LA CORTADURA PIPE
Artificial pipe made for military and defensive purposes.
Excavated as a transverse moat that joins the waters of the San Pedro river with those of the Trocadero channel, turning the Trocadero peninsula (also called Matagorda) into an island.
Throughout the years it has been known by different names: San José pipe, San Pedro River pipe, new pipe of Las Damas or, in recent decades, popularly known as the Minister’s pipe.
The director of the works was the military engineer José Autrán Díaz de Barcenilla from Puerto Rico. The works began in September 1812, after the withdrawal of the Napoleonic troops that had been besieging the city of Cádiz from their camp in La Algaida for more than two years, and were completed in July 1813.
With a little more than one kilometer in length, the initial plan was for it to be 80 meters wide and 5 meters deep.
For its construction, more than a thousand people were employed daily, both French prisoners and salaried workers from the surrounding towns and cities.

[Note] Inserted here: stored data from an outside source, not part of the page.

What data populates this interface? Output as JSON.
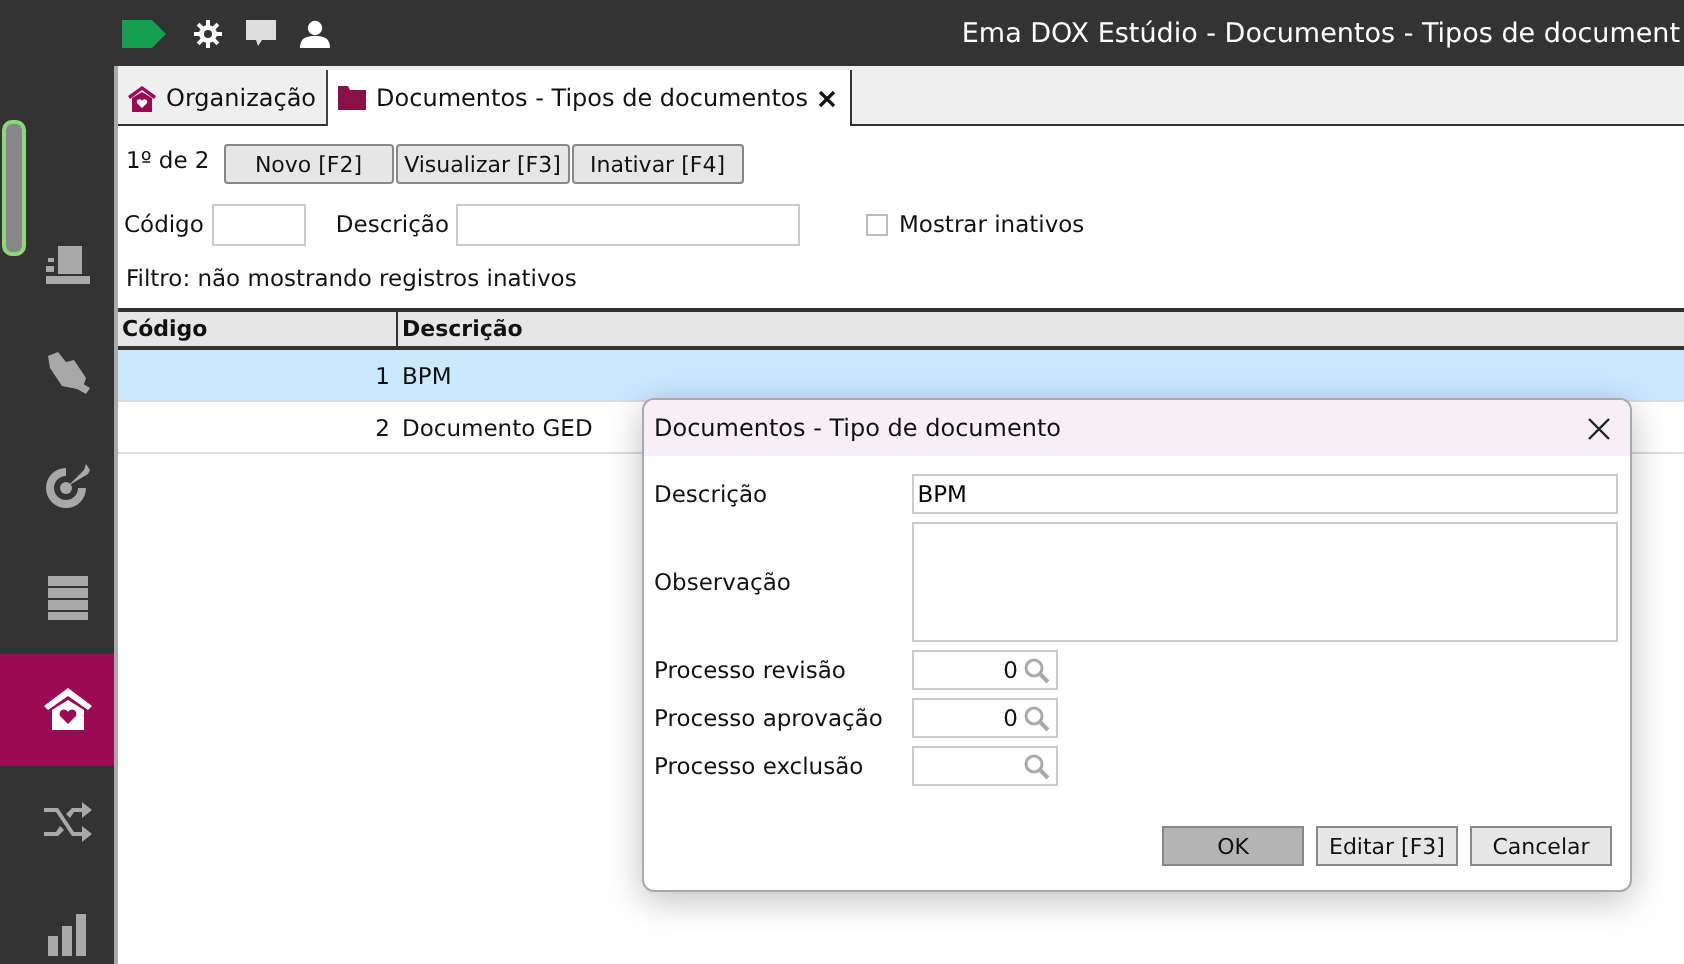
{
  "top_bar": {
    "title": "Ema DOX Estúdio - Documentos - Tipos de document"
  },
  "sidebar": {
    "items": [
      {
        "selected": false
      },
      {
        "selected": false
      },
      {
        "selected": false
      },
      {
        "selected": false
      },
      {
        "selected": true
      },
      {
        "selected": false
      },
      {
        "selected": false
      }
    ]
  },
  "tabs": [
    {
      "label": "Organização",
      "selected": false,
      "closable": false
    },
    {
      "label": "Documentos - Tipos de documentos",
      "selected": true,
      "closable": true
    }
  ],
  "toolbar": {
    "record_count": "1º de 2",
    "buttons": [
      "Novo [F2]",
      "Visualizar [F3]",
      "Inativar [F4]"
    ]
  },
  "filters": {
    "fields": [
      {
        "label": "Código"
      },
      {
        "label": "Descrição"
      }
    ],
    "checkbox": {
      "label": "Mostrar inativos",
      "checked": false
    },
    "status": "Filtro:  não mostrando registros inativos"
  },
  "table": {
    "columns": [
      "Código",
      "Descrição"
    ],
    "rows": [
      {
        "code": "1",
        "description": "BPM",
        "selected": true
      },
      {
        "code": "2",
        "description": "Documento GED",
        "selected": false
      }
    ]
  },
  "dialog": {
    "title": "Documentos - Tipo de documento",
    "fields": [
      {
        "kind": "text",
        "label": "Descrição",
        "value": "BPM"
      },
      {
        "kind": "textarea",
        "label": "Observação"
      },
      {
        "kind": "lookup",
        "label": "Processo revisão",
        "value": "0"
      },
      {
        "kind": "lookup",
        "label": "Processo aprovação",
        "value": "0"
      },
      {
        "kind": "lookup",
        "label": "Processo exclusão"
      }
    ],
    "buttons": [
      {
        "label": "OK",
        "default": true
      },
      {
        "label": "Editar [F3]",
        "default": false
      },
      {
        "label": "Cancelar",
        "default": false
      }
    ]
  }
}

The Caño de la Cortadura, endowed with several fortifications, would be the scene of the famous Battle of the Trocadero, a military encounter that took place on the night of August 30-31, 1823, between the French army of the Hundred Thousand Sons of St. Louis, commanded by the Duke of Angoulême and the Spanish liberal troops, a battle that would mean the end of the Spanish Liberal Triennium (1820-1823) and the absolutist restoration of Ferdinand VII. In memory of this battle, one of the most famous places in the city of Paris (France) was named Trocadero Square.